Flexible einsetzbare Ressourcen
WuWIT hat sich mit Lupus & Company zu einer Kooperation zusammengeschlossen und Shoring Experts gegründet. Ein typischer Anwendungsfall ist folgender: Ein Unternehmen will eine Bestandslösung erneuern und muss gleichzeitig transformieren, aber mit dem bestehenden Team auch das laufende Geschäft sauber abbilden, was anstrengend genug ist. „Wir helfen, kurzfristig flexibel Ressourcen mit dem entsprechenden Know-how aufzubauen“, erklärt Wehr. „Wir unterstützen unsere Kunden dabei, die passenden Modelle zu finden, um gleichzeitig kosteneffizient und lieferfähig zu bleiben.“ Die Digitalisierung, der demografische Wandel und der Bedarf an IT-Expertise wird in allen Branchen zunehmen, und damit werden Fachkräftemangel und Kostendruck weiter steigen.
Shoring Experts will mittelständischen Unternehmen neue Wege und Lösungen aufzeigen, um im Wettbewerb mit großen Unternehmen standhaft zu bleiben. „Wir erstellen und gestalten Zusammenarbeitsmodelle mit unseren Kunden und integrieren diese in deren Organisation“, sagt Jan Wilhelm, Co-Gründer von Shoring Experts und Geschäftsführer von Lupus & Company. Nearshoring ist aus seiner Sicht für praktisch alle Unternehmen interessant, die viel mit IT zu tun haben oder sich mit der digitalen Transformation auseinandersetzen müssen. Anders formuliert: Wer sucht derzeit nicht IT-Talente? Im Fokus stehen Firmen, die in hochpreisigen Ländern unterwegs sind und die danach suchen, für sich und ihre Veränderung die richtigen Fachkräfte zu bekommen. „Wir kennen ja die Vorteile der verschiedenen Länder und Partner, sind dabei selbst aber neutral aufgestellt, weil wir natürlich immer versuchen, den Perfect Match für unsere Kunden zu finden“, sagt Wilhelm.
Erfolgsfaktoren beim Nearshoring
Shoring Experts arbeitet mit Kunden aus unterschiedlichen Branchen und in unterschiedlichen Größen – egal ob kurzfristig einzelne Teams aufgebaut werden müssen oder eine langfristige Sourcing-Strategie entwickelt und umgesetzt werden soll.

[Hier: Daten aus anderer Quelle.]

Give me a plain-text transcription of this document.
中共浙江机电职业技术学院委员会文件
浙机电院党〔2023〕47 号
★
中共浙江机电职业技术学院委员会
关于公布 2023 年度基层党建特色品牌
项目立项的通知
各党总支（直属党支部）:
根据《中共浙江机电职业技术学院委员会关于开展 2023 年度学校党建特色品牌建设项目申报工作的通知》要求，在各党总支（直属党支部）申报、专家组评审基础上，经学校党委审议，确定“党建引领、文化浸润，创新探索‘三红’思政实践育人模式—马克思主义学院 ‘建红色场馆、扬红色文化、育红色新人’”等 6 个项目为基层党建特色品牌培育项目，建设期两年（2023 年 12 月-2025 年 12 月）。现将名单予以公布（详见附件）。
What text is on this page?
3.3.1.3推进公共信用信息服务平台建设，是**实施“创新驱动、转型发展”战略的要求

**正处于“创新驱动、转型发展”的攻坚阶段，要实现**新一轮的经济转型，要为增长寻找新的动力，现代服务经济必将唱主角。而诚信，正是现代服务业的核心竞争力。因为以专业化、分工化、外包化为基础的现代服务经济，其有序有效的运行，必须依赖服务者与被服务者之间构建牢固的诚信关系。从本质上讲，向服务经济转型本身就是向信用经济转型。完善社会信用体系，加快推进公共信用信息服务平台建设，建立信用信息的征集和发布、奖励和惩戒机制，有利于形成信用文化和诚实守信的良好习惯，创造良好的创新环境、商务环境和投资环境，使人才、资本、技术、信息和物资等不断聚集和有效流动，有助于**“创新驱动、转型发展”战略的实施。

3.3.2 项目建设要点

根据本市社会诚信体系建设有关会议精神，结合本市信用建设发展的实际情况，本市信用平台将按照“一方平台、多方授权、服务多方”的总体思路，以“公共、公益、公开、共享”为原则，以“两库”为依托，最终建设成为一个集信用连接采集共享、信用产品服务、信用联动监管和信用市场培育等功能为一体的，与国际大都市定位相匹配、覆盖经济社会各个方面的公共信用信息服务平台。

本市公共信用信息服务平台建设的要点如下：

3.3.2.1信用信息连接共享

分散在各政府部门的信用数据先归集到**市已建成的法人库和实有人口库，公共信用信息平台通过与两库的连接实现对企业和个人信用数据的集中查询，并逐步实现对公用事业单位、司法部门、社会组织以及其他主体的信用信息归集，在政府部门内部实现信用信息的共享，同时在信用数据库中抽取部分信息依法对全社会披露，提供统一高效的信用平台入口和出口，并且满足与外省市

Jedes Projekt ist individuell, folgende Punkte gilt es immer zu beachten:
1. Integration in die IT-Strategie: Da es eine enorme Menge an Angeboten und Optionen gibt, die sich inhaltlich und qualitativ stark unterscheiden, gilt es, das passende Modell für die jeweilige Heraus- forderung zu definieren. Dabei sollten die Teams aus allen Bereichen den Mehrwert von Nearshoring erkennen und ideal auf die Projekte vorbereitet werden.
2. Die Risiken clever minimieren: Jeder Nearshoring-Vertrag ist anders und sollte auf die eigenen Prioritäten zugeschnitten sein. Dafür braucht es klar definierte Ziele, das Wissen um die Einsparpotenziale und eine enge Verzahnung mit den Kolleginnen und Kollegen aus Einkauf und Legal sowie den idealen Mix bei der Auswahl der Länder, Standorte und Partner.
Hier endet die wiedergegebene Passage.